I don't know what year your instructor told you about the "civil service rocket", but let me remind you that before the government started contacting all of the developmental work to industy, the government employed some pretty smart people to develop and make early equipment. You may remember that Von Braun was a governement employee as were a lot of the German scientists that were hired by the U.S. government after WWII to develop rockets and missiles. I am just barely old enough to remember when the govenment had labs and actually developed stuff.
When I hear of stories like yours, it makes me a bit angry; because talk like that only reinforces this idea that civil servants are a lesser breed of cat. In the course of my career, I found a lot of military who came to work in offices with a superior attitude, only to realize in a short period of time that the vast majority of civlians worked just as hard as they did, and left that assignment with a different perspective. When I was Director of a Technical Office at the Defense Technology Security Administration (my next to last job), I had 11 people with PhDs (all but 3 were retired military) in some kind of Engineering and the rest had no less than a Masters. Do you know that Air Force Officers that worked in that office, used to beg to come back as civilians? And I rehired most of them, because they were great people and very smart people.
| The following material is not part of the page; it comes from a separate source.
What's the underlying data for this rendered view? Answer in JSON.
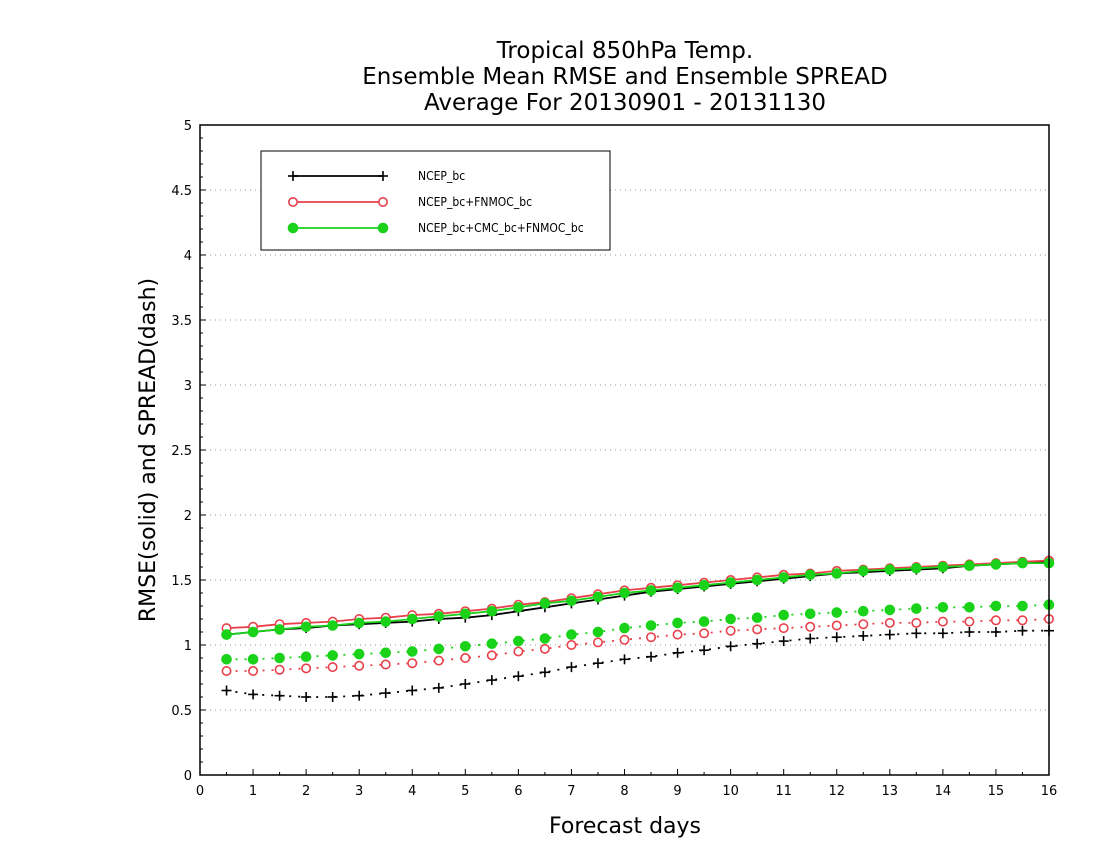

The civilians provide the continuity and the military provide the military perspective. Would you care to work in an organization where everything had to be reinvented every time people were reassigned? If I wanted to be snide, I would say that the first thing that most military want to do when they arrive at a new office is to rearrange the furniture, so they can say right off the bat that they had impact. We could say that all military just worry about their OPRs, and most civilians don't give a damn about their annual rating. But I don't want to be snide, because that would disrespectful to the majority of those that I have worked with that I found insightful and smart.
One thing that puzzles me Hodja. If these people are as bad as you say, why do you work for them?